# Border Collie, before and after pics.



## sozzle (May 18, 2011)

Here are some pics of my inlaw's dog Fergus before and after he went to groomers. We thought it would be a nice surprise for them after their holiday as he hadn't ever been to the 'dog spa' before.
They were suitably chuffed with him although if he was my dog I would've taken off a lot more of that thick coat for our impending summer.

(third pic is not meant to be there but can't delete the damn thing)


----------



## MollyWoppy (Mar 19, 2010)

See, males can benefit from the day spa as well. He looks lovely, nice and clean and shiny and brushed out and probably smelt really good as well. That was really nice of you guys to do that for them. 
He's a lovely dog by the way.


----------



## Scarlett_O' (May 19, 2011)

Ah, he looks so happy!!:happy:

He is a beautiful boy!!


----------



## chowder (Sep 7, 2008)

He looks stunning! And I have to tell you, I'm keeping Google in business just translating these posts lately! 

I need to get out of North Carolina so I can understand what people are saying! If it doesn't involve basketball or Nascar, the word isn't in the vocabulary here!


----------



## MollyWoppy (Mar 19, 2010)

chowder said:


> He looks stunning! And I have to tell you, I'm keeping Google in business just translating these posts lately!
> 
> I need to get out of North Carolina so I can understand what people are saying! If it doesn't involve basketball or Nascar, the word isn't in the vocabulary here!


I'll translate any 'bad' words for you. I seem to spend half my life explaining to people what my swear words really mean.


----------



## chowder (Sep 7, 2008)

Well, I now know what 'chuffed' means! Soon I'll be able to speak a whole 'nother language and there won't be a soul in North Carolina who can understand me!! Which is actually a good thing :tongue:


----------



## MollyWoppy (Mar 19, 2010)

I can get away with calling some people really terrible swear words (most of the time). 
When they ask me what 'xxxxxx' means, I just say, 'ohhh, it just means a nice, classy person'. 
Works like a charm!


----------



## sozzle (May 18, 2011)

Molly Woppy you are sooooo naughty! yes 'chuffed' is probably in more common use in Britain where I originally hail from but now I've lived in Aotearoa for longer I have certainly picked up kiwisms. This one I particularly liked when I first arrived way back, 'get off the grass' which doesn't mean what you might think. 'Smoko' was a funny one considering we said 'elevenses' for the same thing.

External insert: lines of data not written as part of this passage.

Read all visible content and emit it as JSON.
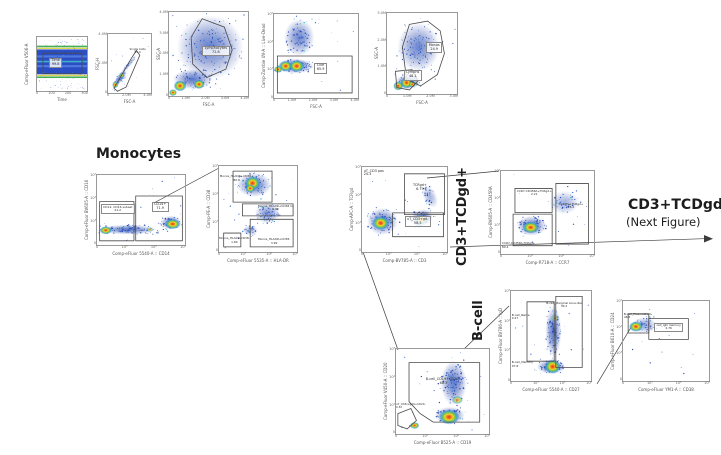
{
  "figure": {
    "section_labels": {
      "monocytes": "Monocytes",
      "cd3_tcrgd_pos": "CD3+TCDgd+",
      "bcell": "B-cell",
      "next_figure_line1": "CD3+TCDgd-",
      "next_figure_line2": "(Next Figure)"
    }
  },
  "chart_data": [
    {
      "id": "time-gate",
      "type": "flow-pseudocolor-scatter",
      "xlabel": "Time",
      "ylabel": "Comp-eFluor V506-A",
      "xticks": "0 100 200 300",
      "yticks": "",
      "gates": [
        {
          "name": "Time",
          "value": "99.8"
        }
      ]
    },
    {
      "id": "singlets",
      "type": "flow-pseudocolor-scatter",
      "xlabel": "FSC-A",
      "ylabel": "FSC-H",
      "xticks": "0 2.0M 4.0M",
      "yticks": "4.0M 2.0M 0",
      "gates": [
        {
          "name": "Single Cells",
          "value": "95.4"
        }
      ]
    },
    {
      "id": "lymphocytes",
      "type": "flow-pseudocolor-scatter",
      "xlabel": "FSC-A",
      "ylabel": "SSC-A",
      "xticks": "0 1.0M 2.0M 3.0M 4.0M",
      "yticks": "4.0M 3.0M 2.0M 1.0M 0",
      "gates": [
        {
          "name": "Lymphocytes",
          "value": "72.8"
        }
      ]
    },
    {
      "id": "live",
      "type": "flow-pseudocolor-scatter",
      "xlabel": "FSC-A",
      "ylabel": "Comp-Zombie UV-A :: Live-Dead",
      "xticks": "0 1.0M 2.0M 3.0M 4.0M",
      "yticks": "10⁵ 10⁴ 10³ 0",
      "gates": [
        {
          "name": "Live",
          "value": "65.9"
        }
      ]
    },
    {
      "id": "monos-lymphs",
      "type": "flow-pseudocolor-scatter",
      "xlabel": "FSC-A",
      "ylabel": "SSC-A",
      "xticks": "0 1.0M 2.0M 3.0M",
      "yticks": "3.0M 2.0M 1.0M 0",
      "gates": [
        {
          "name": "Monos",
          "value": "24.9"
        },
        {
          "name": "Lymphs",
          "value": "48.1"
        }
      ]
    },
    {
      "id": "cd14-cd16",
      "type": "flow-pseudocolor-scatter",
      "xlabel": "Comp-eFluor 5540-A :: CD14",
      "ylabel": "Comp-eFluor BV605-A :: CD16",
      "xticks": "0 10³ 10⁴ 10⁵",
      "yticks": "10⁵ 10⁴ 10³ 0",
      "gates": [
        {
          "name": "CD14- CD16 subset",
          "value": "21.2"
        },
        {
          "name": "CD14+",
          "value": "71.9"
        }
      ]
    },
    {
      "id": "hladr-cd38-monos",
      "type": "flow-pseudocolor-scatter",
      "xlabel": "Comp-eFluor 5535-A :: HLA-DR",
      "ylabel": "Comp-PE-A :: CD38",
      "xticks": "0 10³ 10⁴ 10⁵",
      "yticks": "10⁵ 10⁴ 10³ 0",
      "gates": [
        {
          "name": "Monos_HLADR+CD38+",
          "value": "80.8"
        },
        {
          "name": "Monos_HLADR+CD38 lo",
          "value": "8.99"
        },
        {
          "name": "Monos_HLADR-CD38-",
          "value": "1.84"
        },
        {
          "name": "Monos_HLADR+CD38-",
          "value": "3.99"
        }
      ]
    },
    {
      "id": "cd3-tcrgd",
      "type": "flow-pseudocolor-scatter",
      "xlabel": "Comp-BV785-A :: CD3",
      "ylabel": "Comp-APC-A :: TCRgd",
      "xticks": "0 10³ 10⁴ 10⁵",
      "yticks": "10⁵ 10⁴ 10³ 0",
      "gates": [
        {
          "name": "uT_CD3 pos",
          "value": "24.3"
        },
        {
          "name": "TCRgd+",
          "value": "6.79"
        },
        {
          "name": "uT_CD3+gd-",
          "value": "58.5"
        }
      ]
    },
    {
      "id": "ccr7-cd45ra",
      "type": "flow-pseudocolor-scatter",
      "xlabel": "Comp-R718-A :: CCR7",
      "ylabel": "Comp-BV605-A :: CD45RA",
      "xticks": "0 10³ 10⁴ 10⁵",
      "yticks": "10⁵ 10⁴ 10³ 0",
      "gates": [
        {
          "name": "CCR7-CD45RA+TCRgd+",
          "value": "2.21"
        },
        {
          "name": "CCR7hi+TCRgd+",
          "value": "16.2"
        },
        {
          "name": "CCR7-CD45RA-TCRgd+",
          "value": "80.4"
        }
      ]
    },
    {
      "id": "cd19-cd20",
      "type": "flow-pseudocolor-scatter",
      "xlabel": "Comp-eFluor B525-A :: CD19",
      "ylabel": "Comp-eFluor V450-A :: CD20",
      "xticks": "0 10³ 10⁴ 10⁵",
      "yticks": "10⁵ 10⁴ 10³ 0",
      "gates": [
        {
          "name": "B-cell_CD19+CD20+",
          "value": "68.3"
        },
        {
          "name": "uT_CD3neg19+CD20-",
          "value": "0.32"
        }
      ]
    },
    {
      "id": "igd-cd27-bcells",
      "type": "flow-pseudocolor-scatter",
      "xlabel": "Comp-eFluor 5540-A :: CD27",
      "ylabel": "Comp-eFluor BV786-A :: IgD",
      "xticks": "0 10³ 10⁴ 10⁵",
      "yticks": "10⁵ 10⁴ 10³ 0",
      "gates": [
        {
          "name": "B-cell_Naive",
          "value": "0.27"
        },
        {
          "name": "B-cell_Marginal zone-like",
          "value": "39.2"
        },
        {
          "name": "B-cell_Memory",
          "value": "97.8"
        }
      ]
    },
    {
      "id": "plasmablasts",
      "type": "flow-pseudocolor-scatter",
      "xlabel": "Comp-eFluor YM1-A :: CD38",
      "ylabel": "Comp-eFluor B610-A :: CD24",
      "xticks": "0 10³ 10⁴ 10⁵",
      "yticks": "10⁵ 10⁴ 10³ 0",
      "gates": [
        {
          "name": "B-cell_Plasmablast",
          "value": "46.5"
        },
        {
          "name": "cell_IgD memory",
          "value": "2.76"
        }
      ]
    }
  ]
}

Luckily for members from USA most of us were brought up on American TV programs so we have a good understanding of USA speak although of course different regions will have different ways of saying things.
My husband when a trainee youngster used to get teased by his boss if he was trying to do something in a complicated way and his boss used to come out with this: "have you ever seen a greyhound trying to f&** a tennis ball?" which I never really understood, and maybe that was the point and now we have a greyhound so it makes me smile if it ever comes up in conversation.


----------



## hmbutler (Aug 4, 2011)

sozzle said:


> Molly Woppy you are sooooo naughty! yes 'chuffed' is probably in more common use in Britain where I originally hail from but now I've lived in Aotearoa for longer I have certainly picked up kiwisms. This one I particularly liked when I first arrived way back, 'get off the grass' which doesn't mean what you might think. 'Smoko' was a funny one considering we said 'elevenses' for the same thing.


I knew chuffed, but that may be the british influence in Australia, who knows. And I never knew what elevenses was, but now you've taught me its the same as smoko haha. In actual fact, the only time I remember hearing elevenses is from Lord of the Rings, when pippin is upset they only had one breakfast lol.

What's get off the grass mean? lol


----------



## sozzle (May 18, 2011)

Yes I think Australianisms are very similar to kiwisms in actual fact. 'Get off the grass' means 'what really'?/'are you serious/kidding?'. But I haven't actually heard that one for a long while, more blokespeak I think than the people I probably mix with.
Maori is now in common usage too and is scattered around in English, not always by Maori native speakers, for instance: tamariki - children, kai-food, pakeha-non Maori normally European person, mokapuna-grandchildren, mana-respect/kudos, kia ora-hello (this one was an orange drink when I was growing up in UK., hangi-traditional way of cooking food, iwi-tribe. Us non Maori have learned over time what they mean which is good I think.
What about "sweet as" is that one used in Aussie? and "good as gold" which is one I hear a lot.


----------



## MollyWoppy (Mar 19, 2010)

Hee, hee, elevenses, smoko, morning tea. I'll say to friends here, wanna go grab some morning tea? Blank faces. 
Get off the grass means, I guess, stop pulling my leg, or, no way man, or, pull the left one!


----------